There are only a few basic rules of investing: diversify, keep your costs low and probably most important, hang on when markets tumble occasionally. The last one is the trickiest. It’s not easy watching money vanish as the market plunges, particularly when many people, some of them highly respected, are carping about the end of the world, which invariably accompanies a market collapse.
So it was when Covid-19 sent US stocks into a tailspin in late February. The S&P 500 Index shed a third of its value in just more than four weeks, one of the steepest retreats on record, amid widespread chatter that the pandemic would plunge the US into a long depression, wiping out whole industries and permanently damaging broad swaths of the economy.
Hanging on to stocks through that chaos was no small feat, and amazingly, most investors managed to do it. Research firm Dalbar, which attempts to track investors’ moves into and out of mutual funds, concluded in a recent report that “the average investor’s appetite for equities has remained unchanged throughout the Covid crisis.†Vanguard Group, which oversees more than $6 trillion in assets, found that less than 0.5% of its retail clients and self-directed investors in its retirement plans panicked and moved to all cash between February 19, the market’s pre-coronavirus peak, and May 31.
That’s a big change from previous meltdowns, most recently the 2008 financial crisis, when investors dumped stocks in droves. It seems to have finally sunk in that all crises pass and that the stock market eventually recovers, no matter how desperate things seem at the time.

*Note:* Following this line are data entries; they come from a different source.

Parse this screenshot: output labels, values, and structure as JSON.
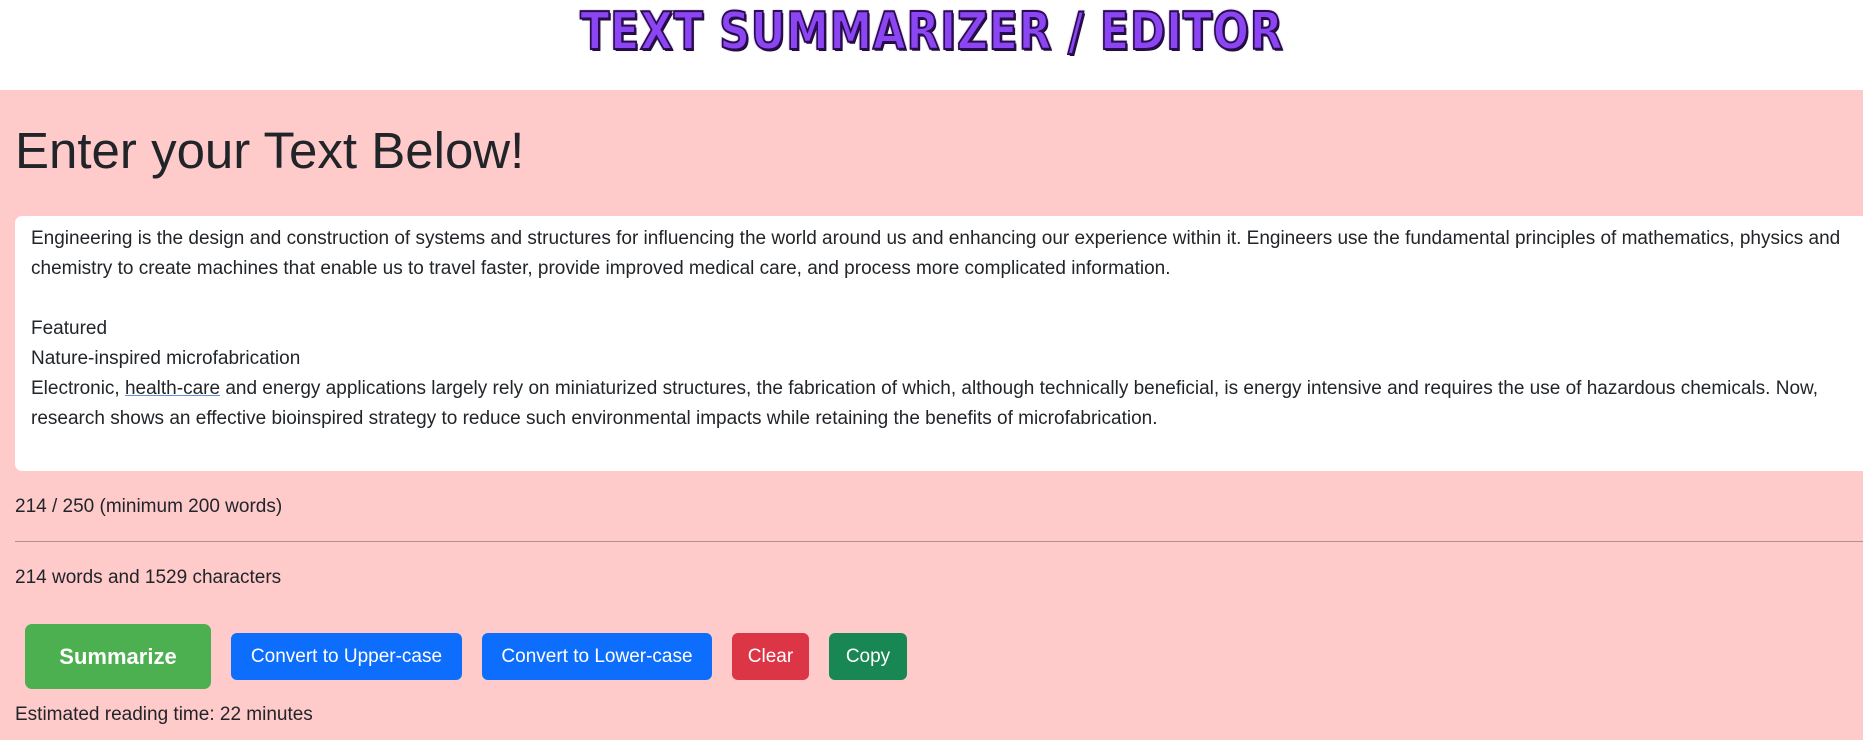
{
  "header": {
    "logo_text": "Text Summarizer / Editor"
  },
  "main": {
    "heading": "Enter your Text Below!",
    "editor": {
      "paragraph1": "Engineering is the design and construction of systems and structures for influencing the world around us and enhancing our experience within it. Engineers use the fundamental principles of mathematics, physics and chemistry to create machines that enable us to travel faster, provide improved medical care, and process more complicated information.",
      "line_featured": "Featured",
      "line_subtitle": "Nature-inspired microfabrication",
      "para2_before": "Electronic, ",
      "para2_link": "health-care",
      "para2_after": " and energy applications largely rely on miniaturized structures, the fabrication of which, although technically beneficial, is energy intensive and requires the use of hazardous chemicals. Now, research shows an effective bioinspired strategy to reduce such environmental impacts while retaining the benefits of microfabrication."
    },
    "progress_text": "214 / 250 (minimum 200 words)",
    "stats_text": "214 words and 1529 characters",
    "buttons": {
      "summarize": "Summarize",
      "upper": "Convert to Upper-case",
      "lower": "Convert to Lower-case",
      "clear": "Clear",
      "copy": "Copy"
    },
    "reading_time": "Estimated reading time: 22 minutes"
  },
  "colors": {
    "page_background": "#ffcaca",
    "summarize_button": "#4caf50",
    "primary_button": "#0d6efd",
    "clear_button": "#dc3545",
    "copy_button": "#198754",
    "logo_fill": "#8b45f2"
  }
}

And true to form, the market recovered sooner than anyone expected. It shot higher in late March and surpassed its pre-Covid high in August, even as the coronavirus showed few signs of slowing. As it turned out, the recovery began roughly eight months before news arrived that a highly effective vaccine is in hand and will start to be distributed soon. That sounds about right.
Those who dumped their stocks along the way, gambling that the market is poised for a long slump and would give them an opening to reenter at even lower prices, now face a hard choice. The market is up roughly 60% from its March low, so getting back in means coming to terms with a costly mistake. Say you had $100,000 in the market at the pre-coronavirus peak and sold roughly halfway down, recovering about $83,000.